Abbiamo già scritto della debolezza dell’antifascismo italiano, del suo essere rimasto patrimonio solo di una parte del paese e non sentire diffuso, oggi ci sorprendiamo che, anche grazie ai social, si riveli questo umore fascioleghista, innervato di violenza, ignoranza (letterale) e disagio sociale.

Ci sorprendiamo che quello sgangherato che ha tentato una strage si sia coperto del simbolo nazionale per affermare un suo “diritto” alla cieca vendetta ma non siamo mai riusciti a ragionare proprio su quel simbolo che Reggio ha dato alla nazione.

Non siamo riusciti, anche in questo caso, a farlo condividere davvero. Perfino a Reggio il 7 gennaio si festeggia “soft”, scuole e negozi aperti, business as usual, come pretendere che la ricorrenza diventasse festa nazionale, festa vera per tutti gli italiani?

E poi abbiamo riflettuto su quel simbolo, che come Mario Luzi ci ricordò nel giorno del Bicentenario “Ne ha di macchie e di abusi, il Tricolore, di vergogne e di smarrimenti”?

Perché quel Tricolore fu portato e issato sul balcone del nostro Comune da Giorgio Morelli “Il solitario” il 24 aprile 1945, a segnare la sconfitta del fascismo e la liberazione della città, ma quello stesso Tricolore (nella copia donata dalla nostra città) sventolò su Addis Abeba, conquistata dalle truppe del criminale di guerra Rodolfo Graziani e quello stesso Tricolore veniva portato dalle nostre truppe nei massacri in Jugoslavia, Montenegro e Grecia nel 1941-1942.

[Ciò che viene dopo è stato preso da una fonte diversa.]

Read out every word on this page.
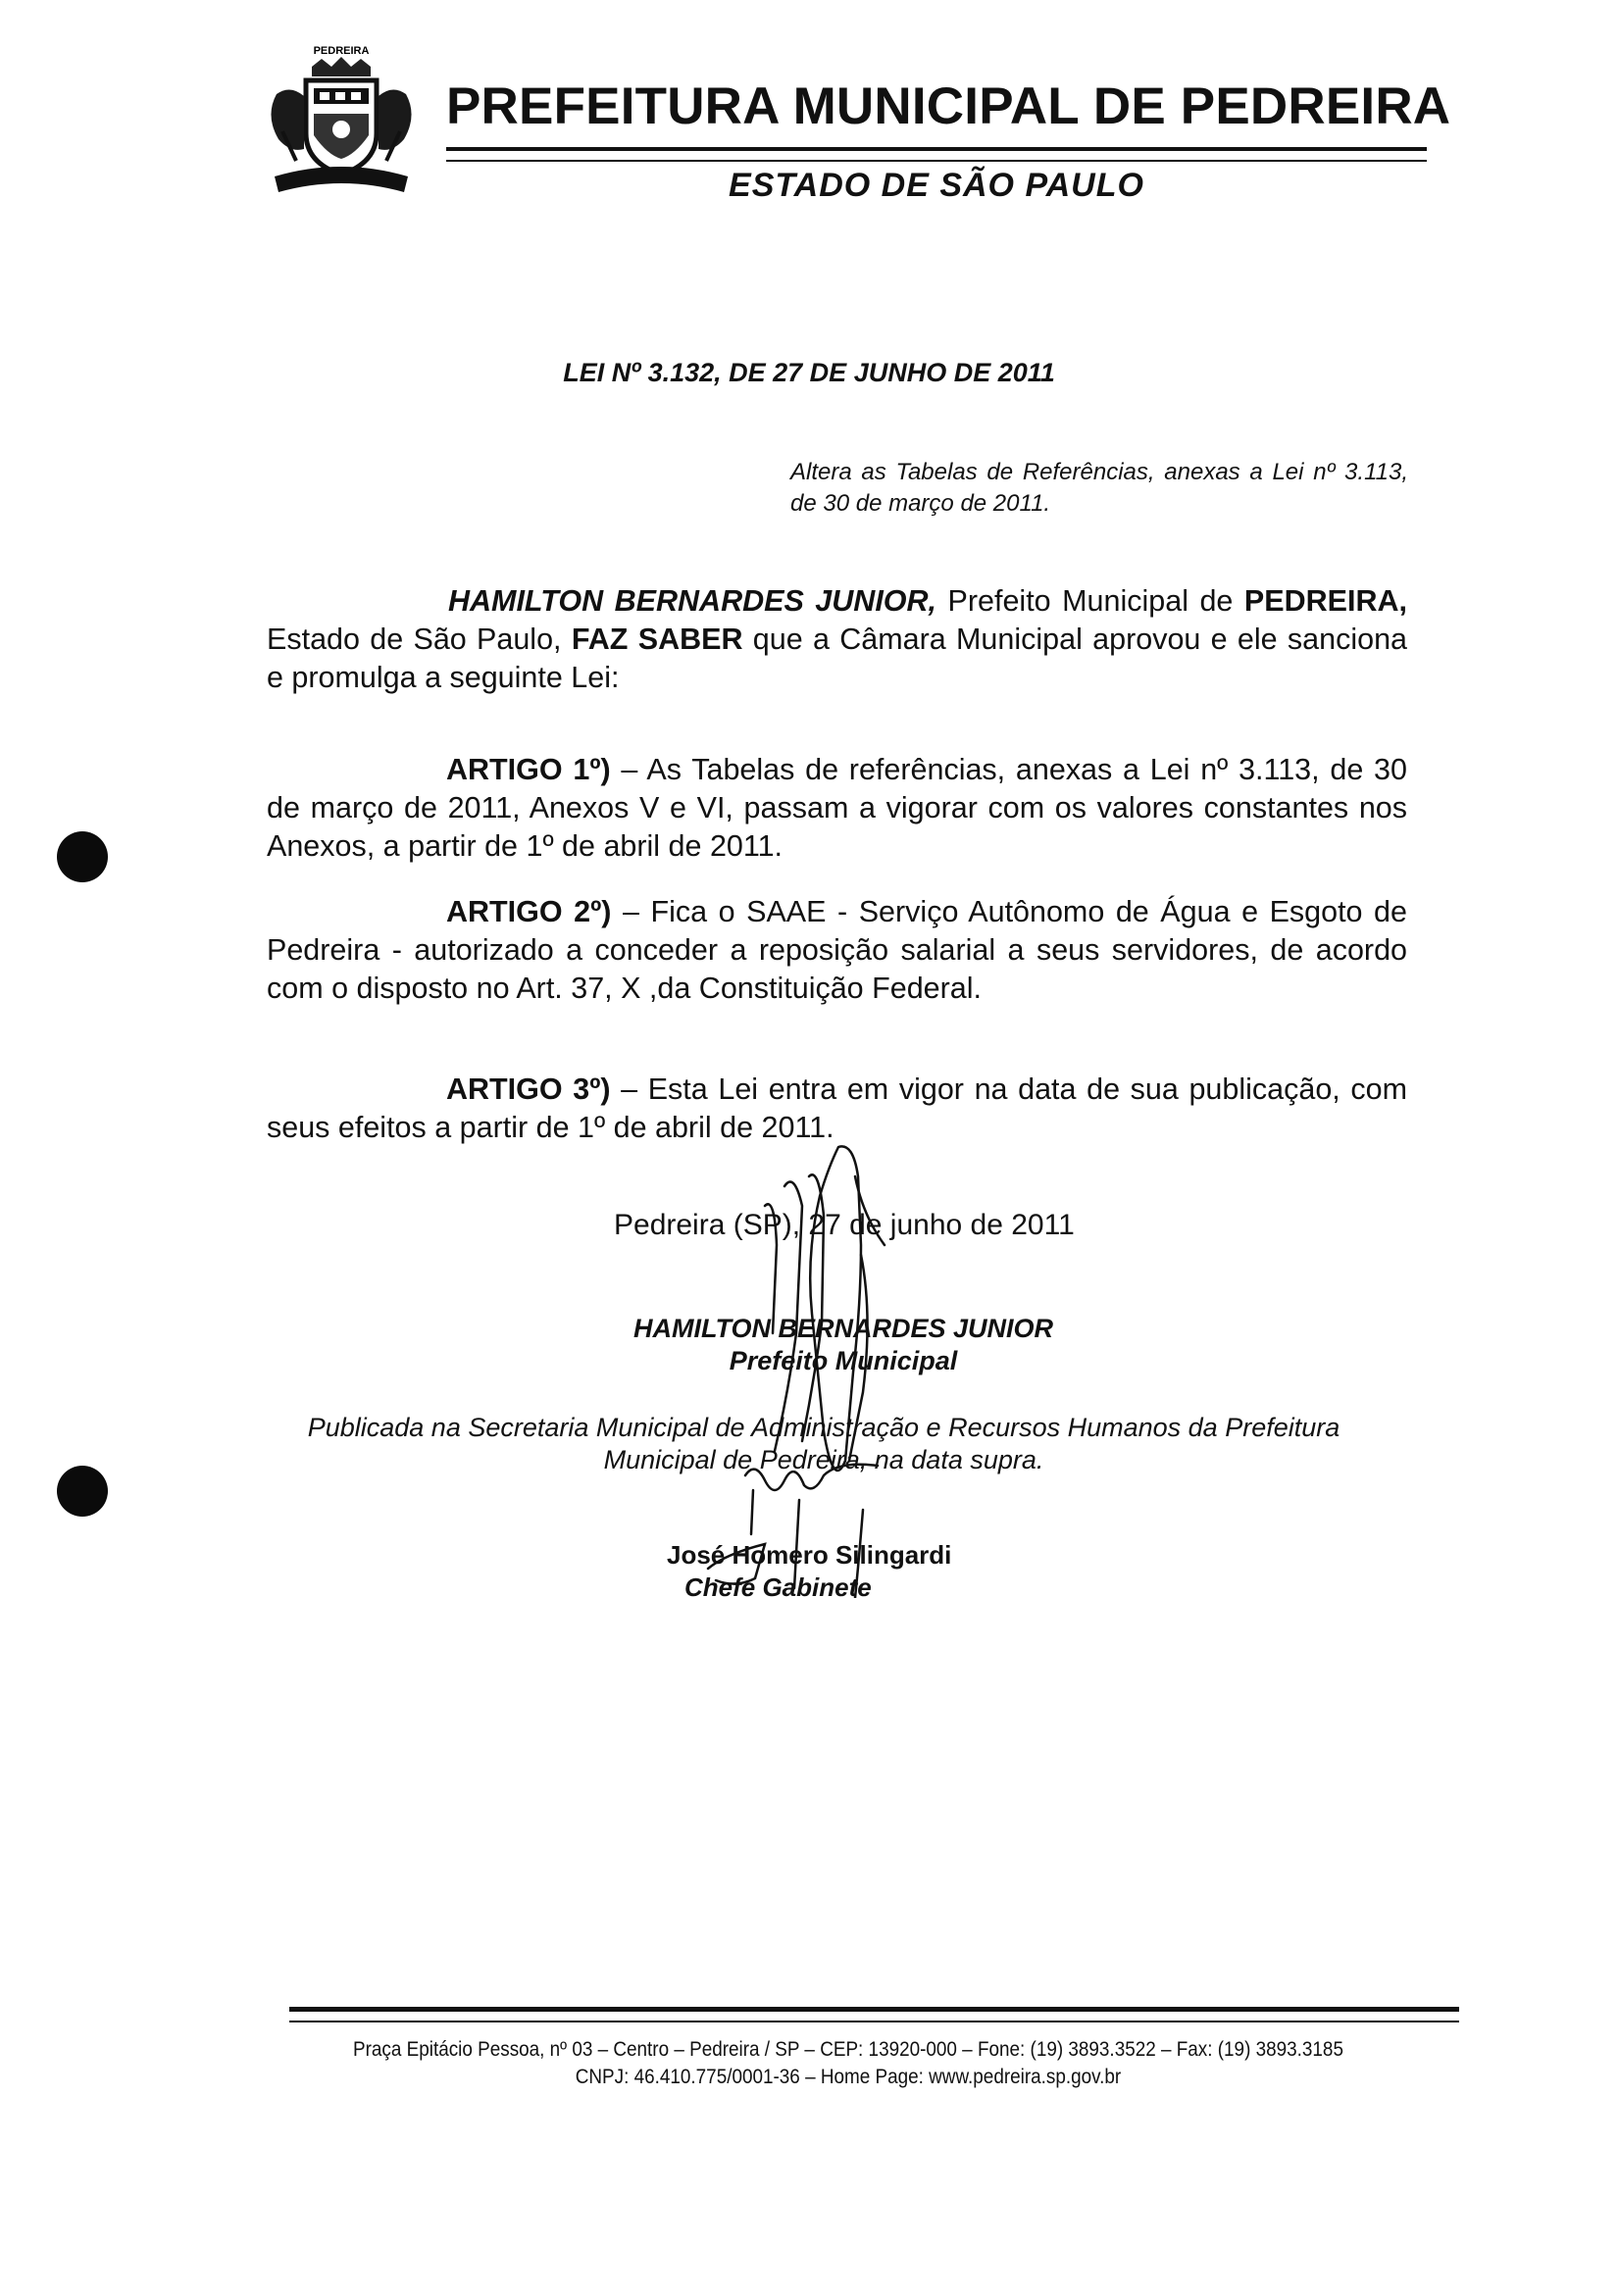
PEDREIRA
PREFEITURA MUNICIPAL DE PEDREIRA
ESTADO DE SÃO PAULO
LEI Nº 3.132, DE 27 DE JUNHO DE 2011
Altera as Tabelas de Referências, anexas a Lei nº 3.113, de 30 de março de 2011.
HAMILTON BERNARDES JUNIOR, Prefeito Municipal de PEDREIRA, Estado de São Paulo, FAZ SABER que a Câmara Municipal aprovou e ele sanciona e promulga a seguinte Lei:
ARTIGO 1º) – As Tabelas de referências, anexas a Lei nº 3.113, de 30 de março de 2011, Anexos V e VI, passam a vigorar com os valores constantes nos Anexos, a partir de 1º de abril de 2011.
ARTIGO 2º) – Fica o SAAE - Serviço Autônomo de Água e Esgoto de Pedreira - autorizado a conceder a reposição salarial a seus servidores, de acordo com o disposto no Art. 37, X ,da Constituição Federal.
ARTIGO 3º) – Esta Lei entra em vigor na data de sua publicação, com seus efeitos a partir de 1º de abril de 2011.
Pedreira (SP), 27 de junho de 2011
HAMILTON BERNARDES JUNIOR
Prefeito Municipal
Publicada na Secretaria Municipal de Administração e Recursos Humanos da Prefeitura
Municipal de Pedreira, na data supra.
José Homero Silingardi
Chefe Gabinete
Praça Epitácio Pessoa, nº 03 – Centro – Pedreira / SP – CEP: 13920-000 – Fone: (19) 3893.3522 – Fax: (19) 3893.3185
CNPJ: 46.410.775/0001-36 – Home Page: www.pedreira.sp.gov.br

Non esistono simboli magici, capaci di rigenerarsi miracolosamente, resta la loro storia, una storia dolorosa e complessa che la nostra società colpita da una sorta di “Alzheimer di massa” (come il prof.Melloni ha ricordato l’ultimo 7 gennaio) ha rimosso e\o rifiutato.

Si tira in ballo il sistema educativo, giusto (anche se nella scuola di fascismo, Shoah e Resistenza forse si è parlato di più negli ultimi quindici anni che nei cinquanta precedenti) si può fare certamente di più e meglio, ma una società non è solo le sue scuole, di ogni ordine e grado, è anche le famiglie, le associazioni, i “corpi intermedi” oggi così in affanno. Una società è anche, banalmente, fatta di singoli, persone, noi.

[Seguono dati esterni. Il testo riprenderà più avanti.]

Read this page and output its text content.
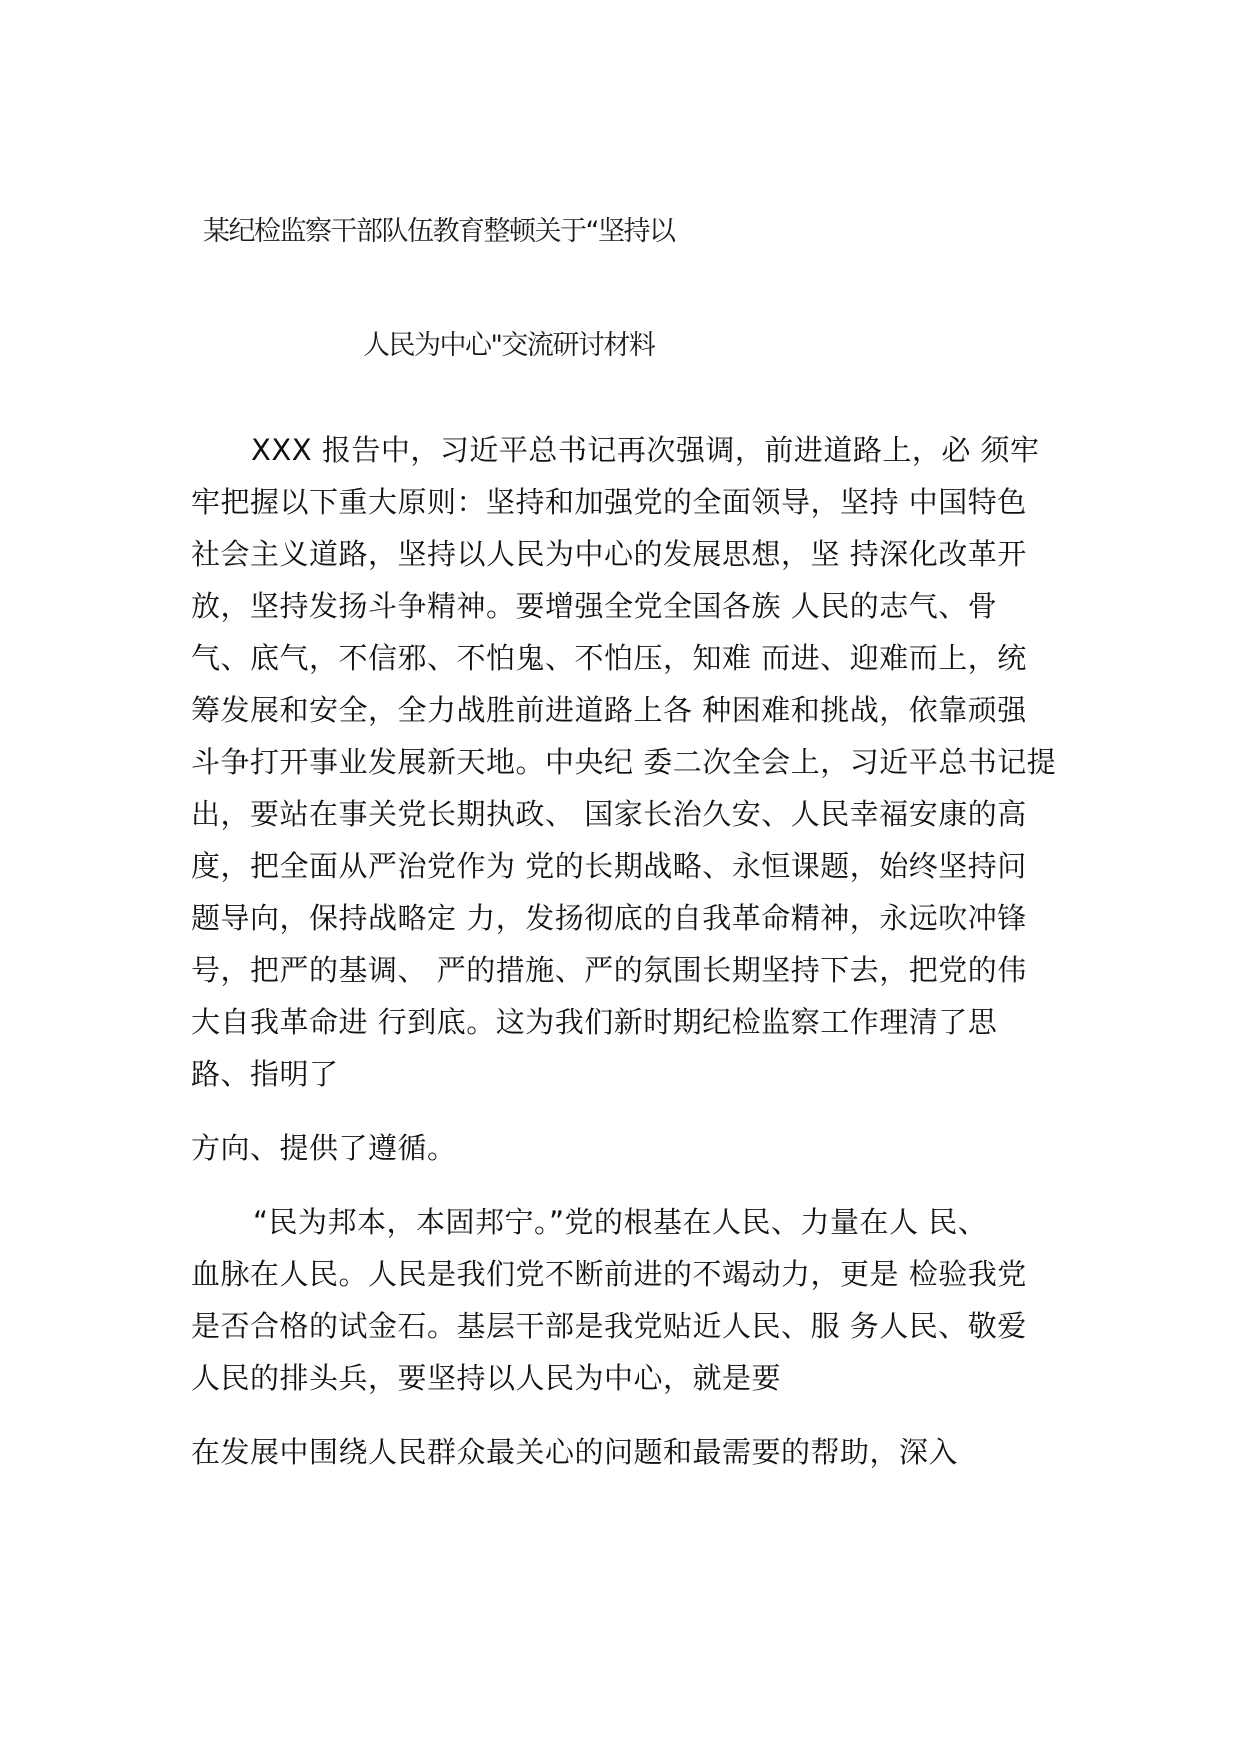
某纪检监察干部队伍教育整顿关于“坚持以
人民为中心"交流研讨材料
XXX 报告中，习近平总书记再次强调，前进道路上，必 须牢
牢把握以下重大原则：坚持和加强党的全面领导，坚持 中国特色
社会主义道路，坚持以人民为中心的发展思想，坚 持深化改革开
放，坚持发扬斗争精神。要增强全党全国各族 人民的志气、骨
气、底气，不信邪、不怕鬼、不怕压，知难 而进、迎难而上，统
筹发展和安全，全力战胜前进道路上各 种困难和挑战，依靠顽强
斗争打开事业发展新天地。中央纪 委二次全会上，习近平总书记提
出，要站在事关党长期执政、 国家长治久安、人民幸福安康的高
度，把全面从严治党作为 党的长期战略、永恒课题，始终坚持问
题导向，保持战略定 力，发扬彻底的自我革命精神，永远吹冲锋
号，把严的基调、 严的措施、严的氛围长期坚持下去，把党的伟
大自我革命进 行到底。这为我们新时期纪检监察工作理清了思
路、指明了
方向、提供了遵循。
“民为邦本，本固邦宁。”党的根基在人民、力量在人 民、
血脉在人民。人民是我们党不断前进的不竭动力，更是 检验我党
是否合格的试金石。基层干部是我党贴近人民、服 务人民、敬爱
人民的排头兵，要坚持以人民为中心，就是要
在发展中围绕人民群众最关心的问题和最需要的帮助，深入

Quanti di noi hanno ascoltato in treno, per strada, dal vicino, dal conoscente il famoso incipit “io non sono razzista, però…” o la variante “Io non sono fascista, però..Mussolini ha fatto anche delle cose buone”? Dimenticando che il fascismo non è un’opinione ma è un crimine?

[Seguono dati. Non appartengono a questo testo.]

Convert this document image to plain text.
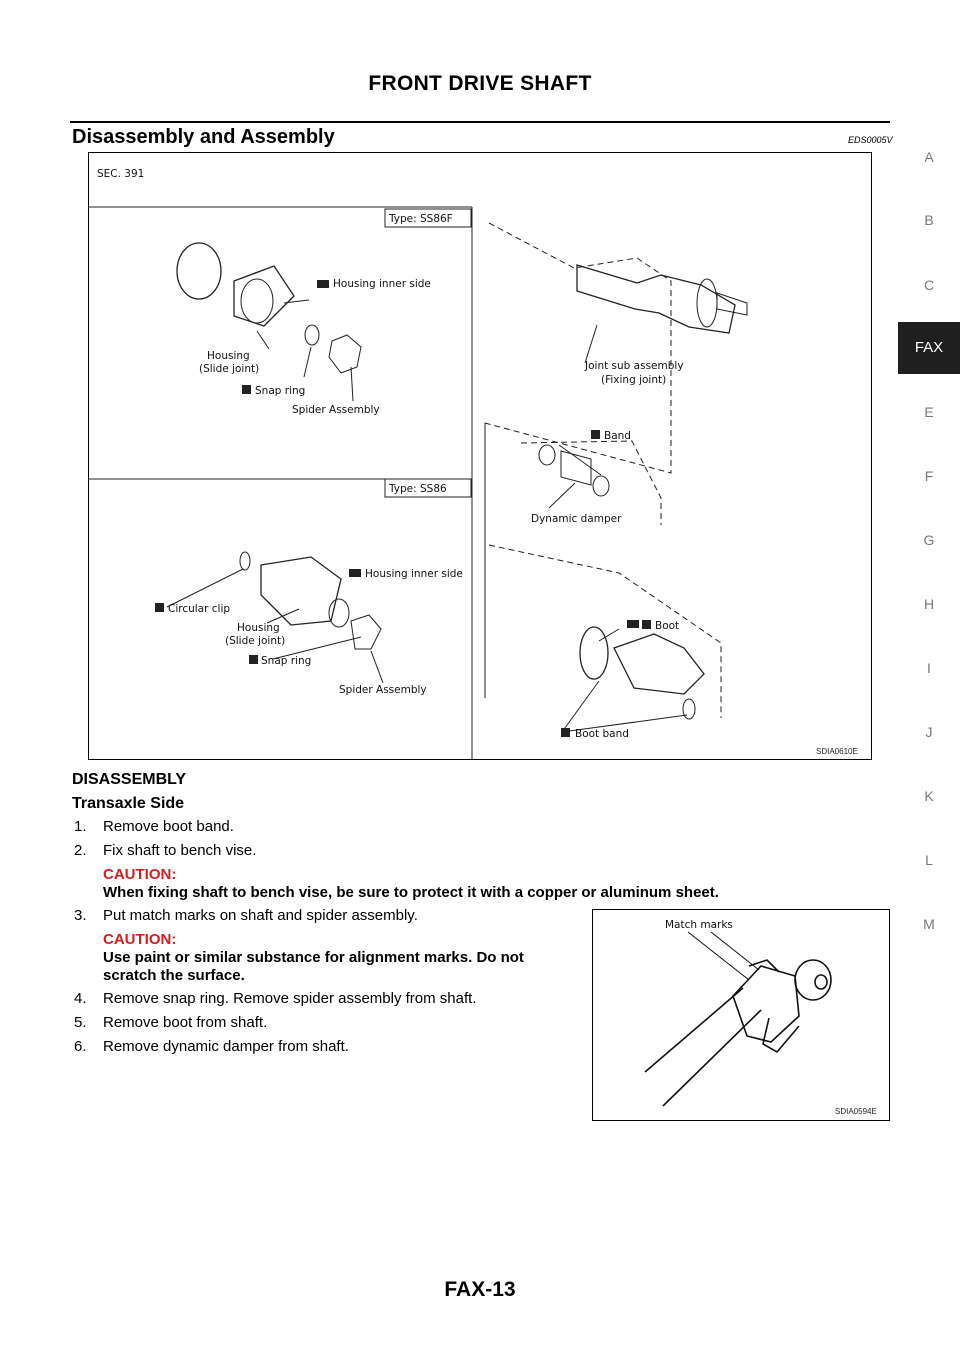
FRONT DRIVE SHAFT
Disassembly and Assembly	EDS0005V
A
B
C
FAX
E
F
G
H
I
J
K
L
M
SEC. 391
Type: SS86F
Type: SS86
Housing inner side
Housing
(Slide joint)
Snap ring
Spider Assembly
Joint sub assembly
(Fixing joint)
Band
Dynamic damper
Housing inner side
Circular clip
Housing
(Slide joint)
Snap ring
Spider Assembly
Boot
Boot band
SDIA0610E
DISASSEMBLY
Transaxle Side
1. Remove boot band.
2. Fix shaft to bench vise.
CAUTION:
When fixing shaft to bench vise, be sure to protect it with a copper or aluminum sheet.
3. Put match marks on shaft and spider assembly.
CAUTION:
Use paint or similar substance for alignment marks. Do not
scratch the surface.
4. Remove snap ring. Remove spider assembly from shaft.
5. Remove boot from shaft.
6. Remove dynamic damper from shaft.
Match marks
SDIA0594E
FAX-13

Cosa abbiamo fatto? Siamo rimasti tranquilli, in silenzio. Al massimo, arrivati a casa su Facebook abbiamo raccontato, sdegnati, da bravi democratici, la vergogna appena sentita, godendoci magari quel po’ di “like” che ci hanno fatto sentire meno soli.

Ecco, la prossima volta non restiamo in silenzio, con educazione ma con fermezza diciamo a quei signori che no, non è così, che il fascismo ha distrutto l’Italia, che la nostra Costituzione dichiara la uguaglianza di tutti, ma proprio tutti.

Perché questo ci riguarda uno ad uno, perché davvero “la storia siamo noi, nessuno si senta escluso.”